La presidenza del Consiglio, ieri, ha voluto smentire ufficialmente Repubblica, che aveva sparato in prima un (presunto) “patto Meloni-Draghi”. Poche ore dopo, però, quando il Consiglio dei ministri ha approvato la Nota di aggiornamento al Def – cioè l’ultima “brutta copia” della Legge di bilancio 2023 – è stato difficile non pensare che il premier uscente e il suo ministro dell’Economia Daniele Franco non abbiano in qualche modo preparato il terreno per il nuovo Governo, in gestazione dopo il voto di domenica scorsa.
Due altissimi civil servant come Draghi e Franco potranno sempre dissimulare ogni intento vagamente politico, estraneo al loro dovere istituzionale di figure chiave di un esecutivo di salute pubblica. E in buona misura ciò corrisponde alla realtà. Ma è altrettanto prassi classica – nelle transizioni ai vertici dei Governi come in quelli delle grandi multinazionali – vedere intonsa la pila dei dossier scottanti e lasciata i nuovi entranti la responsabilità di comunicare fatti scomodi: come ad esempio il taglio allo 0,6% della crescita 2023. Invece Palazzo e Chigi e il Mef hanno prescritto – sotto la loro firma – un quadro di orientamento realistico di politica finanziaria in sé prezioso per l’incoming Premier Giorgia Meloni.

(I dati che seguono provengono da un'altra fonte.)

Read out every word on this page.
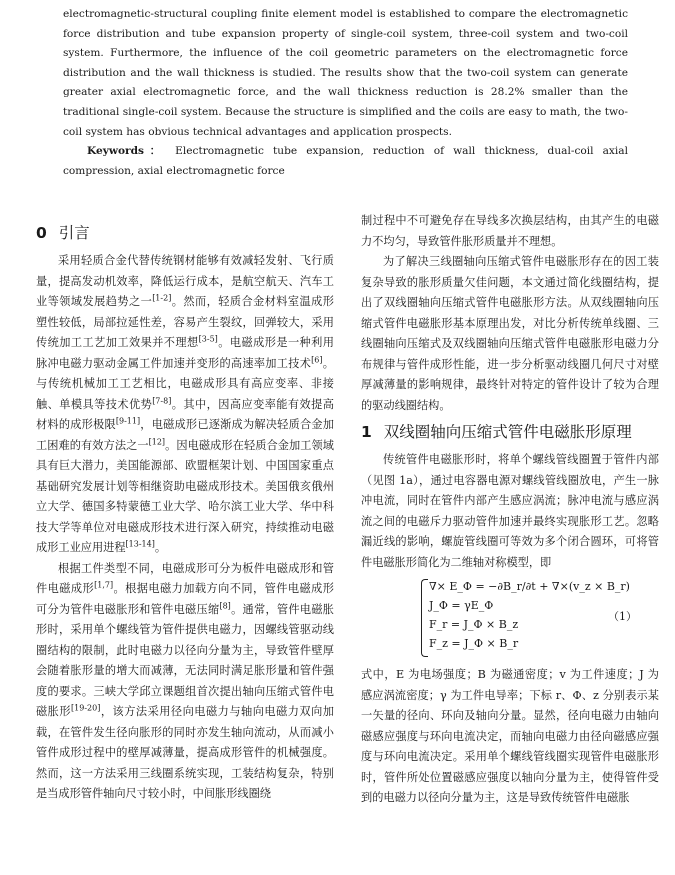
electromagnetic-structural coupling finite element model is established to compare the electromagnetic force distribution and tube expansion property of single-coil system, three-coil system and two-coil system. Furthermore, the influence of the coil geometric parameters on the electromagnetic force distribution and the wall thickness is studied. The results show that the two-coil system can generate greater axial electromagnetic force, and the wall thickness reduction is 28.2% smaller than the traditional single-coil system. Because the structure is simplified and the coils are easy to math, the two-coil system has obvious technical advantages and application prospects.

Keywords： Electromagnetic tube expansion, reduction of wall thickness, dual-coil axial compression, axial electromagnetic force

0 引言

采用轻质合金代替传统钢材能够有效减轻发射、飞行质量，提高发动机效率，降低运行成本，是航空航天、汽车工业等领域发展趋势之一[1-2]。然而，轻质合金材料室温成形塑性较低，局部拉延性差，容易产生裂纹，回弹较大，采用传统加工工艺加工效果并不理想[3-5]。电磁成形是一种利用脉冲电磁力驱动金属工件加速并变形的高速率加工技术[6]。与传统机械加工工艺相比，电磁成形具有高应变率、非接触、单模具等技术优势[7-8]。其中，因高应变率能有效提高材料的成形极限[9-11]，电磁成形已逐渐成为解决轻质合金加工困难的有效方法之一[12]。因电磁成形在轻质合金加工领域具有巨大潜力，美国能源部、欧盟框架计划、中国国家重点基础研究发展计划等相继资助电磁成形技术。美国俄亥俄州立大学、德国多特蒙德工业大学、哈尔滨工业大学、华中科技大学等单位对电磁成形技术进行深入研究，持续推动电磁成形工业应用进程[13-14]。

根据工件类型不同，电磁成形可分为板件电磁成形和管件电磁成形[1,7]。根据电磁力加载方向不同，管件电磁成形可分为管件电磁胀形和管件电磁压缩[8]。通常，管件电磁胀形时，采用单个螺线管为管件提供电磁力，因螺线管驱动线圈结构的限制，此时电磁力以径向分量为主，导致管件壁厚会随着胀形量的增大而减薄，无法同时满足胀形量和管件强度的要求。三峡大学邱立课题组首次提出轴向压缩式管件电磁胀形[19-20]，该方法采用径向电磁力与轴向电磁力双向加载，在管件发生径向胀形的同时亦发生轴向流动，从而减小管件成形过程中的壁厚减薄量，提高成形管件的机械强度。然而，这一方法采用三线圈系统实现，工装结构复杂，特别是当成形管件轴向尺寸较小时，中间胀形线圈绕

制过程中不可避免存在导线多次换层结构，由其产生的电磁力不均匀，导致管件胀形质量并不理想。

为了解决三线圈轴向压缩式管件电磁胀形存在的因工装复杂导致的胀形质量欠佳问题，本文通过简化线圈结构，提出了双线圈轴向压缩式管件电磁胀形方法。从双线圈轴向压缩式管件电磁胀形基本原理出发，对比分析传统单线圈、三线圈轴向压缩式及双线圈轴向压缩式管件电磁胀形电磁力分布规律与管件成形性能，进一步分析驱动线圈几何尺寸对壁厚减薄量的影响规律，最终针对特定的管件设计了较为合理的驱动线圈结构。

1 双线圈轴向压缩式管件电磁胀形原理

传统管件电磁胀形时，将单个螺线管线圈置于管件内部（见图 1a），通过电容器电源对螺线管线圈放电，产生一脉冲电流，同时在管件内部产生感应涡流；脉冲电流与感应涡流之间的电磁斥力驱动管件加速并最终实现胀形工艺。忽略漏近线的影响，螺旋管线圈可等效为多个闭合圆环，可将管件电磁胀形简化为二维轴对称模型，即

∇× E_Φ = −∂B_r/∂t + ∇×(v_z × B_r)
J_Φ = γE_Φ
F_r = J_Φ × B_z
F_z = J_Φ × B_r
（1）

式中，E 为电场强度；B 为磁通密度；v 为工件速度；J 为感应涡流密度；γ 为工件电导率；下标 r、Φ、z 分别表示某一矢量的径向、环向及轴向分量。显然，径向电磁力由轴向磁感应强度与环向电流决定，而轴向电磁力由径向磁感应强度与环向电流决定。采用单个螺线管线圈实现管件电磁胀形时，管件所处位置磁感应强度以轴向分量为主，使得管件受到的电磁力以径向分量为主，这是导致传统管件电磁胀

Nessun premier “in prorogatio per gli affari correnti” salvo Draghi si sarebbe potuto permettere di asseverare un outlook 2023 dando per scontato in modo crudo che “la guerra continua”. Che però “l’inflazione comincerà a scendere entro fine anno”, anche se oggi – e prevedibilmente quando il nuovo Governo chiederà la fiducia – il boom dei costi dell’energia sarà ancora spaventosamente alto. E solo l’aplomb di Draghi ha potuto mettere in guardia: il Pil comincerà sì a risalire, ma solo gradualmente (+1,8% nel 2024 e +1,5% nel 2025). Nessuno avrebbe potuto assegnare al prossimo esecutivo “compiti a casa” come questi: “Nelle proiezioni aggiornate per il 2022 la finanza pubblica beneficia del positivo andamento delle entrate e della moderazione della spesa primaria sin qui registrate quest’anno, mentre risente dell’impatto sul servizio del debito dell’aumento dei tassi di interesse e della rivalutazione del nozionale dei titoli di stato indicizzati all’inflazione”. Non è un auto-elogio gratuito: è quello che Draghi ha detto un mese fa nel suo terzo discorso di Rimini (dopo quelli del 2009 e del 2020), il giorno dopo che al Meeting era passata Meloni. La “moderazione della spesa primaria” è un consiglio stringente, “l’impatto del servizio del debito dell’aumento dei tassi” è un monito. Sono snodi dell’Agenda Draghi, quella vera.
Non mancano gli auguri finali, formalmente a firma del ministro: “L’auspicio è che, in un contesto di graduale riduzione del deficit e del debito pubblico, la ripresa economica avviata dopo la crisi pandemica prosegua e si consolidi, sostenuta dagli investimenti privati e pubblici, da tassi di occupazione più alti e da una dinamica della produttività più elevata”. Sono aperte le scommesse su quanto il discorso d’insediamento del nuovo premier – (chiunque sarà) di scosterà da questa – apparentemente burocratica – “Nota aggiuntiva”.